Bab Tiga Puluh Pertama

Kaisar Obat Tak Tertandingi Selamanya di ujung dunia 1682kata 2026-02-08 10:13:00

Semua orang memandang Yang Feng dengan tatapan penuh keterkejutan, tak seorang pun menyangka akan terjadi hal seperti ini. Seorang telah keluar, namun orang itu adalah Yang Feng. Siapa Yang Feng? Semua orang tahu bahwa dia hanyalah seorang pecundang. Orang seperti itu jika masuk ke Pegunungan Terlarang, pasti hanya akan menjadi korban, mustahil bisa keluar dengan selamat. Namun kenyataannya justru sebaliknya. Tak seorang pun yang lain keluar, tetapi Yang Feng berhasil kembali.

“Bagaimana mungkin ini terjadi?”

“Ini tidak masuk akal!” Semua orang mengusap mata mereka, tak percaya dengan apa yang sedang mereka saksikan. Menurut mereka, pasti ada yang salah dengan penglihatan mereka.

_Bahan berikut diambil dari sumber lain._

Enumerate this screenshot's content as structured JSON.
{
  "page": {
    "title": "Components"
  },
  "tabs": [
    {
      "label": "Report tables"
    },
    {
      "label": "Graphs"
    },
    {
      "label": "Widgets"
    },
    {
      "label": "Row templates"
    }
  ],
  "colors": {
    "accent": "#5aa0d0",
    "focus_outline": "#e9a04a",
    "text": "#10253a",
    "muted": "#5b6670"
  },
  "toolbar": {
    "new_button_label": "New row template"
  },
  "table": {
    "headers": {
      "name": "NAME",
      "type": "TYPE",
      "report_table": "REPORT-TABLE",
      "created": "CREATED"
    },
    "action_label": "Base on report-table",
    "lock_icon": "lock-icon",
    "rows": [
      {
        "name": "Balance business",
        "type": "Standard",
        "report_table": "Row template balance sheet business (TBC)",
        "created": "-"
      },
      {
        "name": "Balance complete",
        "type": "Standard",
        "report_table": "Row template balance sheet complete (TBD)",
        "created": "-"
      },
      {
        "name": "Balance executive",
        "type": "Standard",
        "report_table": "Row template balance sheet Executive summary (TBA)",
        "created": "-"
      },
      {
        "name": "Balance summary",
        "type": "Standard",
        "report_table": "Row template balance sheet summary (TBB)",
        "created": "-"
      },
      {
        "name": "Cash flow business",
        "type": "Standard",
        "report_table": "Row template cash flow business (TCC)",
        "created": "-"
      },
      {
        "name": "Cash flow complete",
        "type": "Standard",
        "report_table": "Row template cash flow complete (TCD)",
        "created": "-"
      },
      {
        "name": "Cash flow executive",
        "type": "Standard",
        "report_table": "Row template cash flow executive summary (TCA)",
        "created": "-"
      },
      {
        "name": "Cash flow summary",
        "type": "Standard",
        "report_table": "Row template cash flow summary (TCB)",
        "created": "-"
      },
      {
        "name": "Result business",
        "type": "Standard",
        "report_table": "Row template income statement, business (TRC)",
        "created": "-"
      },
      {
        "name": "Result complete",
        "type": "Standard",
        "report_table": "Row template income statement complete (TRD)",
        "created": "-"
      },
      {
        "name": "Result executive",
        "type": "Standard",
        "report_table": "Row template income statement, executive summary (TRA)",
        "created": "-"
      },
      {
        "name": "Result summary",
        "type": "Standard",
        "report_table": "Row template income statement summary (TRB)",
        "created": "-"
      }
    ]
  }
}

Ini benar-benar di luar nalar.

“Melihat begitu banyak orang menyambutku pulang, sungguh aku merasa sangat tersanjung,” ujar Yang Feng sambil tersenyum.

“Yang Feng, apa kau melihat yang lain?” Kepala Keluarga Fang, Fang Cun, segera bertanya begitu melihat Yang Feng.

“Aku melihat mereka, semuanya sudah kubunuh,” jawab Yang Feng dengan senyum tipis.

“Omong kosong! Katakan yang sebenarnya!” Fang Cun langsung membentak marah. Ia jelas tidak percaya Yang Feng memiliki kemampuan seperti itu. Bukan hanya dia, tak satu pun dari mereka yang percaya. Bahkan Penatua Agung Keluarga Yang, Yang Ling, juga tak mempercayainya. Di benak Yang Ling, Yang Feng adalah orang yang pasti akan mati begitu masuk ke sana.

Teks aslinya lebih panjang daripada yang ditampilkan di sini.